Awalnya, dua kepala desa dan sejumlah tokoh adat mendatangi para wakil rakyat. Mereka membawa satu permohonan yang tak bisa dianggap remeh, yakni, meminta agar DPRD mengeluarkan lima Gua Tangkub Inyawok dari peta Rencana Kerja Tahunan (RKT) PT Inhutani.
Bagi masyarakat adat, lima gua ini adalah warisan leluhur yang menjadi sumber penghidupan, tempat mereka mengumpulkan sarang burung walet yang berharga.
”Wilayah adat sudah ada sebelum perusahaan PT Inhutani. Itu menjadi warisan kami turun-temurun, dan kami tidak akan rela jika ada pihak yang merusaknya dengan alasan penebangan pohon agatis,” tegas Ketua Adat Desa Pulau Keras, Salang.
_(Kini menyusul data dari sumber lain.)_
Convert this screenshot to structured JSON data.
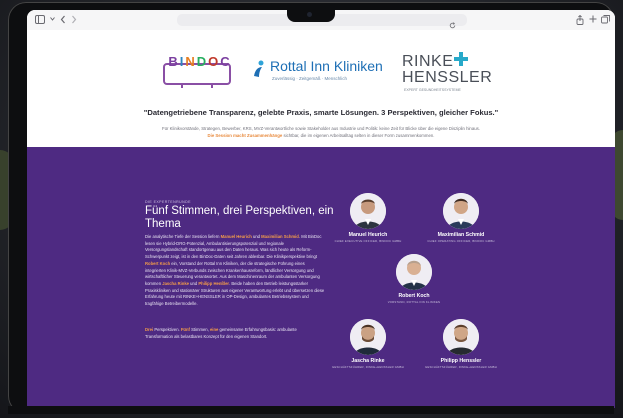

Kepala Dingin, Solusi Cepat
Menanggapi tuntutan masyarakat, PT Inhutani menunjukkan sikap yang tak biasa. Perwakilan perusahaan, Johan, langsung menawarkan solusi pragmatis. Alih-alih berdebat, ia mengakui pentingnya aspirasi masyarakat adat.
Ia menjelaskan, proses revisi RKT 2025 akan memakan waktu terlalu lama. Oleh karena itu, ia mengusulkan jalan pintas yang lebih efektif, yaitu, membuat RKT baru untuk tahun 2026 yang secara resmi mengeluarkan lahan adat seluas 560 hektar dari peta kerja mereka.
”Kami sudah mendapat jawaban dari direksi pusat, kami mendapat dispensasi untuk mengurangi 50 persen capaian RKT. Jadi, kami dapat mengakomodir tuntutan masyarakat adat,” jelas Johan.
Sementara itu, PT. GAL, mitra kerja PT Inhutani, turut menyambut baik keputusan tersebut. Perwakilan mereka, Yayat, bahkan mengakui bahwa timnya kesulitan bekerja di area tersebut karena medannya penuh dengan bebatuan keras.
“PT GAL sangat menghindari konflik dengan masyarakat dan memilih menyelesaikan kasus dengan musyawarah,” ujarnya, menegaskan komitmen mereka untuk bekerja sama secara harmonis.
Pesan untuk Korporasi Lain
Lantaran jalannya rapat yang lancar, para anggota DPRD Nunukan pun memuji kedua perusahaan. Anggota dewan, Hendrawan, menyoroti pentingnya musyawarah.
Ia menegaskan, ketika semua pihak menyelesaikan masalah dengan kepala dingin, hasilnya adalah mufakat yang menguntungkan semua.
“Prinsipnya, kami bekerja dengan benar, agar kami pun bisa tidur nyenyak,” katanya.
Anggota DPRD lainnya, Mansur Rincing, berharap sikap kooperatif PT Inhutani dan PT GAL ini bisa menjadi contoh bagi perusahaan lain.
“Selama ini, konflik lahan dengan masyarakat jarang sekali selesai,” ujarnya.
“PT Inhutani bersama PT GAL menunjukkan sikap luar biasa, di mana sebuah korporasi seharusnya bisa membawa kesejahteraan dan penghidupan bagi masyarakat sekitar.” pungkas Mansur.